Parmi les poèmes choisis par Jozef Deleu présentés en traduction française et en version originale néerlandaise, celui d’Erwin Mortier. Sans titre, ce poème a paru dans Precieuze mechanieken (Bezige Bij, 2020).
Sans titre
J’ai fait des rêves pesants.
Cauchemars dans lesquels les mots coïncidaient avec leurs choses.
Tout parlait et devenait dictée tactile.
Il n’y avait plus de quelque part, ni chose en dehors, aussi ne pouvait-on
nulle part trouver nulle part.

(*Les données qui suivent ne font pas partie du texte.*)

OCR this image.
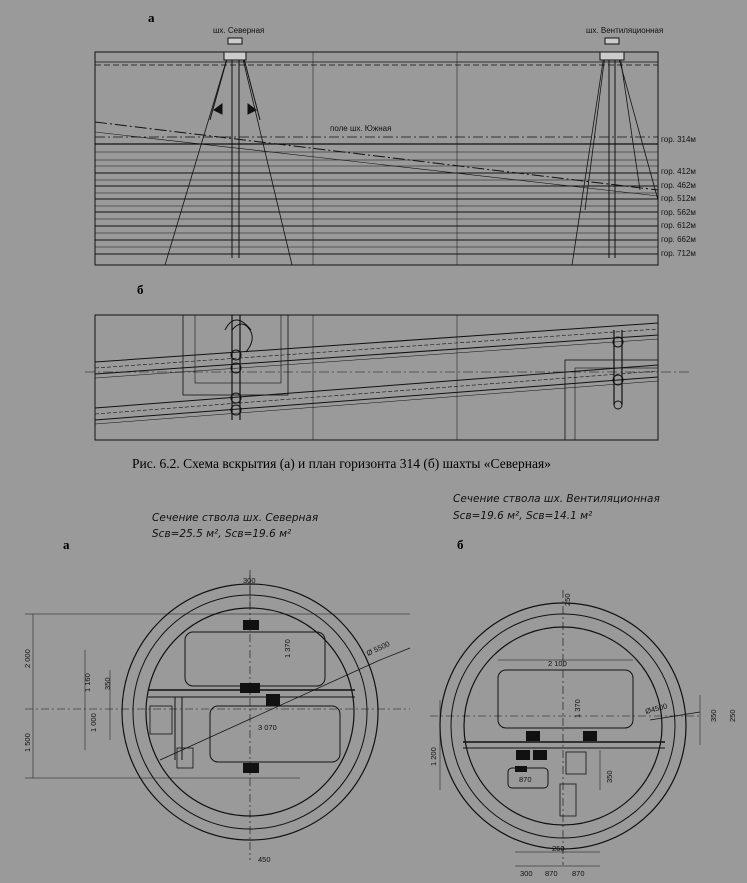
а
шх. Северная	шх. Вентиляционная
поле шх. Южная
гор. 314м
гор. 412м
гор. 462м
гор. 512м
гор. 562м
гор. 612м
гор. 662м
гор. 712м
б
Рис. 6.2. Схема вскрытия (а) и план горизонта 314 (б) шахты «Северная»
Сечение ствола шх. Северная
Sсв=25.5 м², Sсв=19.6 м²
а
300
2 000
1 160 350
1 000
1 500
1 370
3 070
Ø 5500
450
Сечение ствола шх. Вентиляционная
Sсв=19.6 м², Sсв=14.1 м²
б
250
2 100
1 370	Ø4500	350 250
1 200
870	350
250
300 870 870
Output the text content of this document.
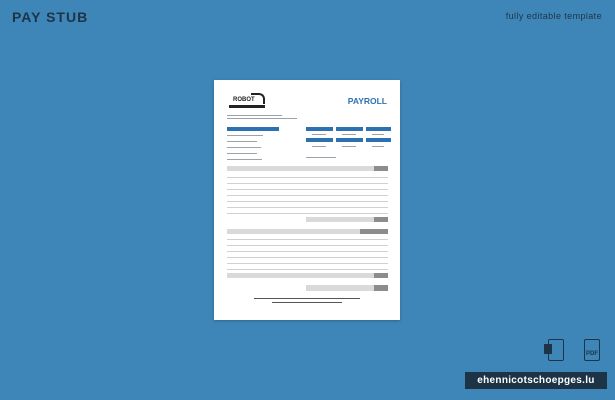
PAY STUB	fully editable template
ROBOT	PAYROLL
PDF
ehennicotschoepges.lu
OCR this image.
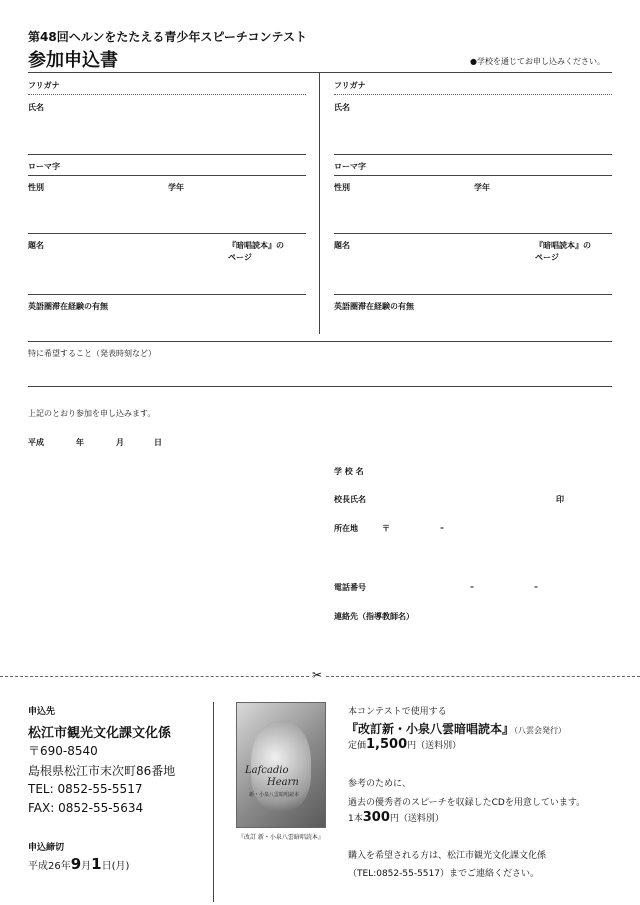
第48回ヘルンをたたえる青少年スピーチコンテスト
参加申込書	●学校を通じてお申し込みください。
フリガナ
氏名
ローマ字
性別	学年
題名	『暗唱読本』の
ページ
英語圏滞在経験の有無
フリガナ
氏名
ローマ字
性別	学年
題名	『暗唱読本』の
ページ
英語圏滞在経験の有無
特に希望すること（発表時刻など）
上記のとおり参加を申し込みます。
平成	年	月	日
学 校 名
校長氏名	印
所在地	〒	–
電話番号	–	–
連絡先（指導教師名）
✂
申込先
松江市観光文化課文化係
〒690-8540
島根県松江市末次町86番地
TEL: 0852-55-5517
FAX: 0852-55-5634
申込締切
平成26年9月1日(月)
Lafcadio
Hearn
新・小泉八雲暗唱読本
『改訂 新・小泉八雲暗唱読本』
本コンテストで使用する
『改訂新・小泉八雲暗唱読本』（八雲会発行）
定価1,500円（送料別）
参考のために、
過去の優秀者のスピーチを収録したCDを用意しています。
1本300円（送料別）
購入を希望される方は、松江市観光文化課文化係
（TEL:0852-55-5517）までご連絡ください。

Chaque son allait comme un gant.
Plus aucun signe ne restait accroché dans nos poumons.
De nos côtes s’évaporait un poids coriace.
Folâtre notre mémoire oubliait tout.
Comme du plomb nous nous taisions.
Rien ne présentait plus de creux.
Nous restions, limpides, en suspens.
Ce qui était suffisait et nous prenait pour
argent comptant.
zonder titel
Ik heb zware dromen gehad.
Nachtmerries waarin de woorden samenvielen met hun dingen.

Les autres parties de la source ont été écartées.